Machine-Assisted Teaching for Open-Ended Problem Solving: Foundations and Applications

Computational thinking and problem-solving skills are essential for everyone in the 21st century, both for students to excel in STEM+Computing fields and for adults to thrive in the digital economy. Consequently, educators are putting increasing emphasis on pedagogical tasks in open-ended learning domains such as programming, conceptual puzzles, and virtual reality environments. When learning to solve open-ended tasks by themselves, novice learners often struggle because such tasks are typically underspecified, conceptual, and require multi-step reasoning. These struggling learners can benefit from individualized assistance, for instance, by receiving personalized curriculum across tasks or feedback within a task. Unfortunately, human tutoring resources are scarce, and receiving individualized human assistance is rather a privilege. Technology empowered by artificial intelligence has the potential to tackle this scarcity challenge by providing scalable and automated machine assistance. However, the state-of-the-art technology is limited: it is designed for well-defined procedural learning but not for open-ended conceptual problem-solving.

The TOPS project is devoted to address this fundamental societal challenge of providing cost-effective and inclusive education that fosters computational thinking and problem-solving skills. The project aims to develop novel techniques for machine-assisted teaching in open-ended learning domains. Most prominently, these techniques can synthesize new tasks of desirable characteristics and recommend the next task to the learner for efficient learning. Moreover, these techniques can provide explicable grade points when the learner is solving a task and actionable hints if the learner reaches an impasse. The project also involves designing new computational learning models that can be used to simulate and compare the usefulness of different forms of assistance. Finally, the project aims to demonstrate the performance of developed techniques in various open-ended learning domains, including visual programming and Python programming.

Our work on curriculum across tasks has introduced novel techniques that can synthesize new tasks and recommend the next suitable task to a learner. Regarding task synthesis, we have developed techniques for visual programming domains popularly used to introduce computing concepts in schools.
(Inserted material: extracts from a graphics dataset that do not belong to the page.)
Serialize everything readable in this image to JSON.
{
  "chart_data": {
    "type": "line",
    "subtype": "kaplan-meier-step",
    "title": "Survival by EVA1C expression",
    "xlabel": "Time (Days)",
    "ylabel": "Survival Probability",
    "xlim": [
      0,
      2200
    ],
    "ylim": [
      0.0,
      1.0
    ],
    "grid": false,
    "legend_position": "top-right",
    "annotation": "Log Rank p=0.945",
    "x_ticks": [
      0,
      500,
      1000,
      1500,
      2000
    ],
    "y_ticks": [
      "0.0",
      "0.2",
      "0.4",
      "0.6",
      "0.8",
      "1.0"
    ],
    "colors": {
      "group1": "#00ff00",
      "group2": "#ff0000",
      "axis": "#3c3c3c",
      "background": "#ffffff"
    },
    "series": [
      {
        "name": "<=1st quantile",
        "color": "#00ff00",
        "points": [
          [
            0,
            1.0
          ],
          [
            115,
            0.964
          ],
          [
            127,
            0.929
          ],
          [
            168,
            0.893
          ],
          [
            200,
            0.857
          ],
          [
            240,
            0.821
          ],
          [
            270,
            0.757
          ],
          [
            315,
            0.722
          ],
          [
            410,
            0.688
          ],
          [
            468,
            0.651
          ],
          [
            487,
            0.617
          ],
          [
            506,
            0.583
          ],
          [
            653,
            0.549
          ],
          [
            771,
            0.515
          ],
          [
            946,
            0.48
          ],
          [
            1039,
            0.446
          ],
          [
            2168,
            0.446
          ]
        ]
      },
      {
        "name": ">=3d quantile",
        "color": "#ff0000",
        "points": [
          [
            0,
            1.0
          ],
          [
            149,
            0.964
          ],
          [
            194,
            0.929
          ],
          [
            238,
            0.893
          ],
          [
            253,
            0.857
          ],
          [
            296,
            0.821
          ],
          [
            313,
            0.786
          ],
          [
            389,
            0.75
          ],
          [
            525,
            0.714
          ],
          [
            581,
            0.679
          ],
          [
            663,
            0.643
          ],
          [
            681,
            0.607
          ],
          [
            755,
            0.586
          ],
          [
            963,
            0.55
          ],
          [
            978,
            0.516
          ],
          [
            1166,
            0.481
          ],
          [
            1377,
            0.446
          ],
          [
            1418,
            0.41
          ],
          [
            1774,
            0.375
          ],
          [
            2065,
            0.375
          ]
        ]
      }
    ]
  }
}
These techniques allow teachers/learners to specify the desired task's concepts or difficulty level and generate high-quality tasks that match the specifications. Regarding task recommendation, we have developed general-purpose curriculum design techniques that broadly apply to any open-ended learning domains. These techniques can recommend new suitable tasks to a learner based on the learner's current knowledge, the desired target knowledge, and the tasks' difficulty.

Our work on feedback within a task has introduced novel techniques that can provide explicable grade points and actionable hints. Regarding explicable grades, we have developed a new reward design technique that can assign interpretable and informative rewards to guide the learning process in open-ended domains. Regarding actionable hints, we have introduced a series of techniques to automatically generate high-quality hints for Python programming. In particular, these techniques leverage recent advances in generative AI and large language models. Moreover, we have introduced a new form of quizzes for visual programming domains that can be useful in providing more engaging feedback to a learner.

We have also designed new computational models to capture the learner's knowledge and the execution behavior (i.e. how the learner solves a task using current knowledge). In turn, these models enable simulating and comparing the usefulness of different interventions when designing curriculum across tasks or providing feedback within a task.

We have demonstrated the performance of our techniques in a wide range of open-ended learning domains, including visual programming and Python programming. We have performed experimental evaluation of techniques using appropriate methodology involving simulation-based, observational, or interventional experiments.

The TOPS project addresses the fundamental societal challenge of providing cost-effective and inclusive education that fosters computational thinking and problem-solving skills. As a follow-up to research publications, we have worked with collaborators on the pilot deployment of our techniques that provide personalized feedback to learners during introductory programming. In the coming years, we foresee more opportunities for further interdisciplinary developments and the societal impact of this work. Beyond scientific and societal impact, the project will also help break new grounds and foster collaborative opportunities across different scientific fields, including cognitive science, computer science, learning sciences, neuroscience, and psychology.